2019年12月14日土曜日

Smoke デジタルリマスター版

師走の小春日和。シネマイクスピアリウェイン・ワン監督作品『Smoke デジタルリマスター版』を観ました。

舞台は1990年夏、NY市ブルックリン3丁目7番街の角に建つ煙草屋の店主オーギー・レン(ハーヴェイ・カイテル)。常連客で作家のポール・ベンジャミン(ウィリアム・ハート)は4年前の銀行強盗事件で妊娠中の妻を亡くしている。ある夜、閉店直後の店に煙草を買いに来たポールは、オーギーが毎朝自分の店の街角を撮った4000枚以上の白黒写真を見せられる。そこに偶然写り込んだ亡き妻エレンが通勤する姿を見つけたポールは慟哭してしまう。

その余韻で覚束ない足取りのまま通りに出たポールは車に轢かれそうになり、ラシードと名乗るアフリカ系の家出少年(ハロルド・ペリノー・ジュニア)に助けられる。

ポール・オースターの短編小説『オーギー・レンのクリスマス・ストーリー』を基にして、オースター自身が脚本を書いたこの映画を劇場で観るのは、1995年の公開当初、2016年のデジタルリマスター版公開時、そして今回が3度目。25年に亘りスクリーンで見続けていることになります(ちなみにいままで劇場で一番回数多く観たのはウォン・カーウァイ監督の『天使の涙』で4回なのですが、いずれも公開時とその翌年です)。
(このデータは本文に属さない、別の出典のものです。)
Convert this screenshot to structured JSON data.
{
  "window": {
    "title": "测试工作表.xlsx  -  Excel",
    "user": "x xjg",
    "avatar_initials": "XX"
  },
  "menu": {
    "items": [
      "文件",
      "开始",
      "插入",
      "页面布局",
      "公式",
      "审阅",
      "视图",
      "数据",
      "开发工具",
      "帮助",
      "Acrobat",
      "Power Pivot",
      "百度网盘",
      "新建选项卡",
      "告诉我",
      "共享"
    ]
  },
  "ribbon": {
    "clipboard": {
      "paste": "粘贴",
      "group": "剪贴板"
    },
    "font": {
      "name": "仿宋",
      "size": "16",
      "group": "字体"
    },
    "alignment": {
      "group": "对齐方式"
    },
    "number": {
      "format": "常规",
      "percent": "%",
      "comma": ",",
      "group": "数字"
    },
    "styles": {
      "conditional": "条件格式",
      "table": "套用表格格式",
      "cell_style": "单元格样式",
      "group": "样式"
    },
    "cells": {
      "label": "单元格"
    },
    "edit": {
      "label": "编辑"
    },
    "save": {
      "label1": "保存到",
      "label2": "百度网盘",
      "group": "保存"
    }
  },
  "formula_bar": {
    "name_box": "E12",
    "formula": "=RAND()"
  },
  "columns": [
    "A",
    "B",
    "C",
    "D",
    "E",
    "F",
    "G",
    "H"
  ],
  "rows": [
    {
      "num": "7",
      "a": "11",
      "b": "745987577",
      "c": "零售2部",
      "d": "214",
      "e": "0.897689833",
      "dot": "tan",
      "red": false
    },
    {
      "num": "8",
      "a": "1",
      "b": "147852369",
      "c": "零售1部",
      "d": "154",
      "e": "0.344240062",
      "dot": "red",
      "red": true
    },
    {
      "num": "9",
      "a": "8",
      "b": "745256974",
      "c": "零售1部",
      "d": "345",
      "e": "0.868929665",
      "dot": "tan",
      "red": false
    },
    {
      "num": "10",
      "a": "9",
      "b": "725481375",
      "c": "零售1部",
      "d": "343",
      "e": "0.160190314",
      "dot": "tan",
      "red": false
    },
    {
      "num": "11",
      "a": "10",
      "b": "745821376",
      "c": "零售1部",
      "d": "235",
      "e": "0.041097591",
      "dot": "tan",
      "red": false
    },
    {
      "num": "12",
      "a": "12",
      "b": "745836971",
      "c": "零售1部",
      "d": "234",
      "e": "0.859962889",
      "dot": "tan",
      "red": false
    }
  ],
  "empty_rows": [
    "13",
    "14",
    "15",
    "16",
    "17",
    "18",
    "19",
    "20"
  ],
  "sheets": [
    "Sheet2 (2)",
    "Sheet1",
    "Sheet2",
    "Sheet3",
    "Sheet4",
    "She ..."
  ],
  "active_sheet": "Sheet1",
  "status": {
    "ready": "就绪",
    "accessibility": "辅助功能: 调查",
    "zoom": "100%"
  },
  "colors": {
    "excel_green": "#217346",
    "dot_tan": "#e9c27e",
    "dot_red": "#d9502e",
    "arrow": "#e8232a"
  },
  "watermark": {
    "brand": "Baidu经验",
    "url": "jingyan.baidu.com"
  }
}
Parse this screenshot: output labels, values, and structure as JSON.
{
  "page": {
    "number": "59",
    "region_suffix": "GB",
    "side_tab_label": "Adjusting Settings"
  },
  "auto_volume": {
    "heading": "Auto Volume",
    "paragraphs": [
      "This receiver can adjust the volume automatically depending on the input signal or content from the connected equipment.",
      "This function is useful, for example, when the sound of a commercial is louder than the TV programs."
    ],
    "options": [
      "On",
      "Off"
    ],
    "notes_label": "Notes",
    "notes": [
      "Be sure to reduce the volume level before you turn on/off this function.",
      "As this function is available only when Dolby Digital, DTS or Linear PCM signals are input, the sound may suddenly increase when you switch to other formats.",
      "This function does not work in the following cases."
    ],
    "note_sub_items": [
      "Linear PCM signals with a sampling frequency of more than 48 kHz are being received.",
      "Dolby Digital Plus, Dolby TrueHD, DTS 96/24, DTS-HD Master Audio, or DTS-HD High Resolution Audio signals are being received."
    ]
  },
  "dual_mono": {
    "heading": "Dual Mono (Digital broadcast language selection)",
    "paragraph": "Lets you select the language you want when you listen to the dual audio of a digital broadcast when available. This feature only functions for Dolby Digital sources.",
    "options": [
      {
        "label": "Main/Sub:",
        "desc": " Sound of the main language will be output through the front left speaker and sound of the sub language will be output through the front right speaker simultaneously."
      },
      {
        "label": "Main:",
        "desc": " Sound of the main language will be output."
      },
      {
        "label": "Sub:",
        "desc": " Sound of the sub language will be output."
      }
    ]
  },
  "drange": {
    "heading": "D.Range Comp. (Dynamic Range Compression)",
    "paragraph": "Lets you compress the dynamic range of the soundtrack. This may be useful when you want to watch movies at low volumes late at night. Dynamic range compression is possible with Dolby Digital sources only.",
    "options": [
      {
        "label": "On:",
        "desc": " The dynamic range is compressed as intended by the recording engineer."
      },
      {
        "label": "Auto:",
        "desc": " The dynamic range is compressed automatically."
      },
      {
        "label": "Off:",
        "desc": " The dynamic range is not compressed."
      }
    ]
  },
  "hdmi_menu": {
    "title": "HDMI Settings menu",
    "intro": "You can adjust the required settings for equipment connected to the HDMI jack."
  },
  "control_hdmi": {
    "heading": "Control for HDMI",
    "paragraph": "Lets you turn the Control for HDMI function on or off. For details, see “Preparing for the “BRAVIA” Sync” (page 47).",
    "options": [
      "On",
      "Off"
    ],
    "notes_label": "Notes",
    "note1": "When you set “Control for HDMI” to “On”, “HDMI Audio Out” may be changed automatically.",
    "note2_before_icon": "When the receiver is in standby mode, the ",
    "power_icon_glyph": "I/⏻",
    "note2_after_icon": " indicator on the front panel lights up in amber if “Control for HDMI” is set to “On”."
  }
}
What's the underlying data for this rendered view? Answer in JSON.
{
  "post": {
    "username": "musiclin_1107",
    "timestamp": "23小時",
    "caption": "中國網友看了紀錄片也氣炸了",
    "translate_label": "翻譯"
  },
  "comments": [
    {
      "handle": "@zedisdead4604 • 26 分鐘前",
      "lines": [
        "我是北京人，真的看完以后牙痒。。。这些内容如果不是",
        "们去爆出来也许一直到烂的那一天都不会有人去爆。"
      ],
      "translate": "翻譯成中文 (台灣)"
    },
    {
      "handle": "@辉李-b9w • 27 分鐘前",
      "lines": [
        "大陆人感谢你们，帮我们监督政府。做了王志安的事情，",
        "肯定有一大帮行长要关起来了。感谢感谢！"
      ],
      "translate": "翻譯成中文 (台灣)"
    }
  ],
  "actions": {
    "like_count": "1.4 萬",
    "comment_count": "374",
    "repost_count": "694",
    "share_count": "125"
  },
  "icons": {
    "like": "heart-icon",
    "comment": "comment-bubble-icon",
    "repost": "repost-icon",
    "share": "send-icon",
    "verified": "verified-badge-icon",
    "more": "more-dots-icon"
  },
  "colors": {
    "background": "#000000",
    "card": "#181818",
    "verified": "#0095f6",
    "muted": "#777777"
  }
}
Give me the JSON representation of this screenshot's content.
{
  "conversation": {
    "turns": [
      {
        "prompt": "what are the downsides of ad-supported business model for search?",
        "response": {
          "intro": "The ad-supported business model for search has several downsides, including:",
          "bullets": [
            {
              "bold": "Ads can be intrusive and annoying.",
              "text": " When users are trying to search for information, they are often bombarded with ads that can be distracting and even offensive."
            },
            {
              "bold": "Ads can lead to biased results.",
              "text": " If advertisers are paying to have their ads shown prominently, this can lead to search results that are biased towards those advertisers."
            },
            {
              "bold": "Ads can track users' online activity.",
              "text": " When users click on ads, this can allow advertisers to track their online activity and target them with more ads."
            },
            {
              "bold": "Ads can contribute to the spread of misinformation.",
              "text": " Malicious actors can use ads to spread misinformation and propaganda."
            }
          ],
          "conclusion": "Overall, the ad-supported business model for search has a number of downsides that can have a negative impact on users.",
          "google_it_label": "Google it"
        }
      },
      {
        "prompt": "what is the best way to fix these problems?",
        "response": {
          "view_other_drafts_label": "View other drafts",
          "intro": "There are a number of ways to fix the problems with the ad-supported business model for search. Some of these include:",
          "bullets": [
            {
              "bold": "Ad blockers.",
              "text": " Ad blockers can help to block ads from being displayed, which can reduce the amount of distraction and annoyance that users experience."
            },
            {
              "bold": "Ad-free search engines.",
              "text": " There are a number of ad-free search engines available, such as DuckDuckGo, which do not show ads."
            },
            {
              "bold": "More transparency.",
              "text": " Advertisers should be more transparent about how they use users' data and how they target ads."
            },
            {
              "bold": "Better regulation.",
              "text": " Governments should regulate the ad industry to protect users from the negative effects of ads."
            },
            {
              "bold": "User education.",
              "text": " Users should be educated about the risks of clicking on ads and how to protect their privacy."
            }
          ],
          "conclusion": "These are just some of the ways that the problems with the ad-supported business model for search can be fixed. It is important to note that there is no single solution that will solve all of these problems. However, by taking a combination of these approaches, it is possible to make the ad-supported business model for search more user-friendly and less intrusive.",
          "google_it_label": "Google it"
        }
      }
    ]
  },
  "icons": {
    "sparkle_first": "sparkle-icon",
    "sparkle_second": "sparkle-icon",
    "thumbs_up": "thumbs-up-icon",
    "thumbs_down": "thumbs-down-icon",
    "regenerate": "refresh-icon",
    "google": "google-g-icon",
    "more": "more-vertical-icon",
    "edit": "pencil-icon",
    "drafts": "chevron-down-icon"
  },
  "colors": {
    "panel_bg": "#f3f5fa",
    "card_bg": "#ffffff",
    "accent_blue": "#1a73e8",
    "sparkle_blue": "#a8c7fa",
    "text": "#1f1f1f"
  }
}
2時間弱の上映時間は「1. ポール」「2. ラシード」「3. ルビー」「4. サイラス」「5. オーギー」と、登場人物の名を冠した5章立てになっていますが、それ以外にもすべての登場人物、エピソード、伏線が絡み合い、過去の不幸な体験も最終的に貸し借りなしのイーブンに収まる気持ち良さは、舞台が夏でも、衣装やセットがきらびやかでなくても、クリスマス映画と呼ぶに相応しい。

時が経ち、主要登場人物たちと自分の年齢が同じぐらいになり、感じ方も変わってきました。今回はクラック依存症のフェリシティ(アシュレイ・ジャッド)が、心配してスラム街を訪ねてきた両親を罵倒し追い返したあとに見せるなんとも言えない複雑な表情にぐっときました。そして書店員エイプリル(メアリー・B・ウォード)は何度観ても可愛い。

素晴らしい脚本、無駄のない演出、あたたかなユーモアを感じさせるカメラワーク、達者な役者たち、魅力的な音楽がパーフェクトに調和した傑作であることは、回を重ねるごと実感しています。